Reiji sat back down at his desk. He looked at the status screen. He looked at the four skills he'd been granted. Three of them he didn't understand. One of them was still locked.
He could pick them. The System was waiting. All he had to do was highlight a skill and accept it, and it would be bound to him. The question was: which ones? Compassion Check and Emotional Anchor seemed support-oriented, at least. Utility Sense was useful. But he didn't know what they really did. He didn't know the synergies. He didn't know the combinations that would lead to the correct specialization paths.
He knew nothing.
In the other timeline, he'd had five years to learn. Now he had minutes.
Reiji reached for his phone to call his parents, then stopped. He opened the messaging app instead. Found Taiga again.
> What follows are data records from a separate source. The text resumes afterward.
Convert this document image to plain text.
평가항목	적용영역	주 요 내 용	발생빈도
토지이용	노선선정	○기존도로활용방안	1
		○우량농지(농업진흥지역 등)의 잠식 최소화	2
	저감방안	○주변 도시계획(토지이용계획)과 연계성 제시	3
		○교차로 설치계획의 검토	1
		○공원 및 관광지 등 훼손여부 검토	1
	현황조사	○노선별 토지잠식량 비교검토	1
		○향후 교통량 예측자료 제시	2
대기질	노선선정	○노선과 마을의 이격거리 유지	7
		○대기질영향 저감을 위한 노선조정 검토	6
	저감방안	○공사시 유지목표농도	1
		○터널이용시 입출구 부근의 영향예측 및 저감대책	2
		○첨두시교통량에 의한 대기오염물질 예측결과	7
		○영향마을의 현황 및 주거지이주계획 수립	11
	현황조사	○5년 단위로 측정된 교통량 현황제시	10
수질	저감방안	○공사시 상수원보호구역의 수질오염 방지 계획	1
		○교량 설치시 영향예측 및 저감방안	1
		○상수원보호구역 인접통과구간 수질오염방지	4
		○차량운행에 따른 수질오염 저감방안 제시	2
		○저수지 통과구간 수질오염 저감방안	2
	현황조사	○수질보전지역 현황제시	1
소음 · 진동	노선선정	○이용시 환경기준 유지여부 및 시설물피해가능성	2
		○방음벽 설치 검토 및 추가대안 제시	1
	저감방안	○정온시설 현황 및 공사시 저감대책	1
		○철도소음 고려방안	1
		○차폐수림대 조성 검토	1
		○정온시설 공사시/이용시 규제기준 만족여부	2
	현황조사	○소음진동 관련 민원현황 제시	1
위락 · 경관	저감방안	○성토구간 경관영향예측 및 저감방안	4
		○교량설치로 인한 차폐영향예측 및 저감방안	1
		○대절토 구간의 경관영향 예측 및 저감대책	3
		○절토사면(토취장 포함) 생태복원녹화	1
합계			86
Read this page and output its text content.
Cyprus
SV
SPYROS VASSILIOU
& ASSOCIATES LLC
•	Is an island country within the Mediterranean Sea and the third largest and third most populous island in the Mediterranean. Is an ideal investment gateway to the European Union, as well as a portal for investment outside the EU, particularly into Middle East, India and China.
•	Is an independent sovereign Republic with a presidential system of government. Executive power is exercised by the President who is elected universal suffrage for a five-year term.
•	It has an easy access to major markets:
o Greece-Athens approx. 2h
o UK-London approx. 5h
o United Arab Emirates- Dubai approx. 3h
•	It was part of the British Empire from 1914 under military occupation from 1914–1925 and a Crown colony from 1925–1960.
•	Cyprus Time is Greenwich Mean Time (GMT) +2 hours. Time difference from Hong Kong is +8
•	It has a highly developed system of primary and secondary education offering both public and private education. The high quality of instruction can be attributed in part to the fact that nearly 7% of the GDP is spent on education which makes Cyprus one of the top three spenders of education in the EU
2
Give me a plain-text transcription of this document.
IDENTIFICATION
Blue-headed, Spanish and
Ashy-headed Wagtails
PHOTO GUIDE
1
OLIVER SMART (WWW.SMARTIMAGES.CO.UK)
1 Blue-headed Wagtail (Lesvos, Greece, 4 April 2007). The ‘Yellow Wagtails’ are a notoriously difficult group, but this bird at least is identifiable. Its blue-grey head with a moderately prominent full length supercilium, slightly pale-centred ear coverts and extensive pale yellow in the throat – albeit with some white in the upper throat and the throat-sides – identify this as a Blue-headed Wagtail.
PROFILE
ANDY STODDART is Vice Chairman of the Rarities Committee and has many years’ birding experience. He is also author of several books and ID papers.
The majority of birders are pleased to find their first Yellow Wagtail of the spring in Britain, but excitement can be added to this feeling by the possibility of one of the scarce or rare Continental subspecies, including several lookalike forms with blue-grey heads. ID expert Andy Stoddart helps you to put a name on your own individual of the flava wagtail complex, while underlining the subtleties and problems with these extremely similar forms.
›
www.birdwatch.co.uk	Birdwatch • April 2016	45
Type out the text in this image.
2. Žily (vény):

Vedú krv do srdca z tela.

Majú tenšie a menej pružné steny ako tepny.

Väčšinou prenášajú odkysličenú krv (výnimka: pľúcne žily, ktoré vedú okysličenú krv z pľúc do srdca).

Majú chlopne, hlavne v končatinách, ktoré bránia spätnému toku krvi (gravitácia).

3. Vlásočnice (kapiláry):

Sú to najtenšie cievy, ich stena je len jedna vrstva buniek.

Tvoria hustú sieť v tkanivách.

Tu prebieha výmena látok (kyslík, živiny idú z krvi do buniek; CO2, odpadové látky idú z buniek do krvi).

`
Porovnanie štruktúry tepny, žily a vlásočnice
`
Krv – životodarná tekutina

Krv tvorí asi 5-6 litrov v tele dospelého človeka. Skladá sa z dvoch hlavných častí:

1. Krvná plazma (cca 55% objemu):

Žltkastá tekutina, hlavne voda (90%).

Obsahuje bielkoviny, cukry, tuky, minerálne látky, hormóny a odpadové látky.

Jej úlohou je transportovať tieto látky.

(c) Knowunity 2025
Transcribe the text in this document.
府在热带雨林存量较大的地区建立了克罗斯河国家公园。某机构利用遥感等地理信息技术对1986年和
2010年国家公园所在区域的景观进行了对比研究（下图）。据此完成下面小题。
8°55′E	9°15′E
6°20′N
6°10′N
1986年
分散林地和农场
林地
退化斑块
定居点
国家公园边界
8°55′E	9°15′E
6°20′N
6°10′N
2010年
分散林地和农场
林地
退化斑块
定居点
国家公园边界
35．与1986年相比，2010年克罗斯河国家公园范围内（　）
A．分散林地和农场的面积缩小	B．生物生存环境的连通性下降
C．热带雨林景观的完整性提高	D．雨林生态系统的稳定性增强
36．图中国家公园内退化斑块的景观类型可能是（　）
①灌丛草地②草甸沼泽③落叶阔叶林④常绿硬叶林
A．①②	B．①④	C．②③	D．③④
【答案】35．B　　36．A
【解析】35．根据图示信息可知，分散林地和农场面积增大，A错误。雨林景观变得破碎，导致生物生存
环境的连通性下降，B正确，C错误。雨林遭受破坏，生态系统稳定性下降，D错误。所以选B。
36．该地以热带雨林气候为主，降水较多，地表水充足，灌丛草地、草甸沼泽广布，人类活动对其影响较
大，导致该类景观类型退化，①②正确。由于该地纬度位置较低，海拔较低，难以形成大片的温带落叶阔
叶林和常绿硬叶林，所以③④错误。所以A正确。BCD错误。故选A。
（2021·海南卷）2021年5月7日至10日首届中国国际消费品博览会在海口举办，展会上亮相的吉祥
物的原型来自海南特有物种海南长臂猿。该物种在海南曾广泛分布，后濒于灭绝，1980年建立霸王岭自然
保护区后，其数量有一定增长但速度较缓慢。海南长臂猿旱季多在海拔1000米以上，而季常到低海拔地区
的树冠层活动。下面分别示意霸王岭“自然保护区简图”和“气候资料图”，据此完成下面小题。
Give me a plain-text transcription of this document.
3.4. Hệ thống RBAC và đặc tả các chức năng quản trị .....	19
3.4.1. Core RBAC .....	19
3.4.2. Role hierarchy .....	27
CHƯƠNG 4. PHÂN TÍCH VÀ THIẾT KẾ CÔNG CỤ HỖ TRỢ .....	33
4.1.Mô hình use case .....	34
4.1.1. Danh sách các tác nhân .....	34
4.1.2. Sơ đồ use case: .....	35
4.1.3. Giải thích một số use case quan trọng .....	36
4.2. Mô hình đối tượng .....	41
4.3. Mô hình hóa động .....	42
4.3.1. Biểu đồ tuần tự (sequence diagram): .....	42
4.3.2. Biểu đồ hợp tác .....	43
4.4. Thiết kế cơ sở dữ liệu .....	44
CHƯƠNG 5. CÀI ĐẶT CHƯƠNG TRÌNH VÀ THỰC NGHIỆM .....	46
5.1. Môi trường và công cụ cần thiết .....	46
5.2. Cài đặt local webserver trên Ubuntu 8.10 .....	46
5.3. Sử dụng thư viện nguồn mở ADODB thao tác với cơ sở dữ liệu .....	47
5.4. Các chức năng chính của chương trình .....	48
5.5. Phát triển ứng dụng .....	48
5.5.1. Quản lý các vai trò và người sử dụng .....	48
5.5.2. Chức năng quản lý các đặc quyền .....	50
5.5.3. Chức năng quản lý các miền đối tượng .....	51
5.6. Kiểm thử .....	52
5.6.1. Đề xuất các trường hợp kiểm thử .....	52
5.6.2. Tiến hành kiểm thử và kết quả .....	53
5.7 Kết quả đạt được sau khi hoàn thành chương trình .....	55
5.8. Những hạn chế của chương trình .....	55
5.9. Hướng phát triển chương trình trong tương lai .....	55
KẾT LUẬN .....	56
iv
"Everything changed," he typed. "It's all different. I studied the wrong version."
Taiga's response came quickly: what do u mean
"The System I prepared for doesn't exist. It's a different version. Everything I know is wrong."
The three dots appeared. Disappeared. Reappeared. Finally: then we figure it out together. been meaning to ask you why you seemed so calm about all this anyway. you can tell me later.
Reiji looked at that message for a long time.
"Thanks," he typed back.
He closed the messages and looked at the status screen again. The blue glow was steady, patient, waiting. The world outside was falling apart. The governments were probably deploying military. The internet would crash soon, probably. There would be riots. There would be deaths. And all Reiji had was a support class, four skills he didn't understand, and the knowledge that he'd been wrong about almost everything.
For the first time since waking up three days ago, Reiji considered that he might not survive this after all.